こちらには気づかず、音も無く、人の肩の高さの辺りの空中をさも当たり前のようにすっすと歩いて廊下の角まですすみ
、突き当たりにある窓から外を見下ろし始めました。窓から差し込む月明かりに輪郭を輝かせながら宙に座る猫を横から眺めていると、
それはいつもと違う、なんだか手の届かない存在に思え寂しさと焦燥感、不安感のようなものが湧いてきました。しばらく後、
静かに一歩踏み出そうとするこちらの気配に感づいた猫はすっとこちらを見ると 一瞬、いたずらを見つかったときの、しまった、
という顔できゅっと目をつむると すとん、と床に降りて、それから何事もなかったようにこちらに歩をすすめてきたんです。
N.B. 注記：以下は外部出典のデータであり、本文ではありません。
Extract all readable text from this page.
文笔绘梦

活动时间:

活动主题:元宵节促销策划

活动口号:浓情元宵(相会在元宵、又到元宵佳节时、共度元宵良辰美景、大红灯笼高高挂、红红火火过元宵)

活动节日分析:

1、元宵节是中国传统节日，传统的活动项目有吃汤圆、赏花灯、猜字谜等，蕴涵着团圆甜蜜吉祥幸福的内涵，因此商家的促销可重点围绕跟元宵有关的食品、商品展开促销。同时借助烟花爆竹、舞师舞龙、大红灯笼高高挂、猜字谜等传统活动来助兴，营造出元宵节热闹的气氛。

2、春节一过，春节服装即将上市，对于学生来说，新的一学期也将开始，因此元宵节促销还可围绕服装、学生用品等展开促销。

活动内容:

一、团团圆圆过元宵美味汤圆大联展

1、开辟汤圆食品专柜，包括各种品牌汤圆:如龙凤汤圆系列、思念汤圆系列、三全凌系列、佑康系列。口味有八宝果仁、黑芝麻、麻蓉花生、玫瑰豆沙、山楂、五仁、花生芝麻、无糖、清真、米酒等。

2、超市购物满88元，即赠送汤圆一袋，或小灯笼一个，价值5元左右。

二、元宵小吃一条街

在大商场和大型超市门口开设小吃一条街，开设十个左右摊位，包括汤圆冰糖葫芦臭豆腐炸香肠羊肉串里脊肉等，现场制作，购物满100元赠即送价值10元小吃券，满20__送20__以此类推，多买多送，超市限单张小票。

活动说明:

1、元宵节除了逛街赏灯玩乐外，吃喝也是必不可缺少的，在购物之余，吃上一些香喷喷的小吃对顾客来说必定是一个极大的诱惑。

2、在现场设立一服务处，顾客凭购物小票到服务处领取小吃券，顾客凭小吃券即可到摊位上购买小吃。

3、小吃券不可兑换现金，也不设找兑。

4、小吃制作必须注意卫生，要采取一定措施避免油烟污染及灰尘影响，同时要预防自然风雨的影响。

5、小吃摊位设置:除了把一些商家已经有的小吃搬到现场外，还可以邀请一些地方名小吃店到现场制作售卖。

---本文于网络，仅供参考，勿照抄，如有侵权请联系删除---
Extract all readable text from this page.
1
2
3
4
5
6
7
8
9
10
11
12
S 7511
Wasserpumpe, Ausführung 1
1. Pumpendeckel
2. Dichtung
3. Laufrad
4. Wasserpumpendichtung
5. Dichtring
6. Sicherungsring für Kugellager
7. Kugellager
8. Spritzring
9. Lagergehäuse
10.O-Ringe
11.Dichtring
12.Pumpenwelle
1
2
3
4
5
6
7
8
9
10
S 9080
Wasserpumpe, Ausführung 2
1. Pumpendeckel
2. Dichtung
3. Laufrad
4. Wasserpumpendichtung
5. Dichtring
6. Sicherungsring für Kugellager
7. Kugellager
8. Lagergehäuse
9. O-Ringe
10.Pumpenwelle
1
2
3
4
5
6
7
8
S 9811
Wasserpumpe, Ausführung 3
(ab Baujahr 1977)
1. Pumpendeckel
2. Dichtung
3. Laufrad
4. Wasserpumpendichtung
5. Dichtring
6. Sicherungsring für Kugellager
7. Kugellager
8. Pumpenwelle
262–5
いつもの猫であることを確かめたかったのですれ違い様に抱き上げようとするも、
ぬるりと抜けて廊下を真っ暗な方に行ってしまい見えなくなったんですが、リビングへ入る猫用ドアにとりつけた鈴がちりん、
と暗闇に響くのが聞こえました。
私はブレーカーが落ちていないのを確認してのち、停電で電気の来ていない冷蔵庫から缶酎ハイを取り出して自室に戻り、
一気にあおってからまた眠りました。

翌朝、ソファの上。いつもの場所で寝ている猫に私は声をかけたけれど、いつものように無視されたので、
背中をわしっとつかんでもう一度声をかけたんです。朝日に照らされた木々で蝉がわんわん鳴き始める中、
猫は、面倒くさそうにぱたぱたと尻尾を振って返事をしました。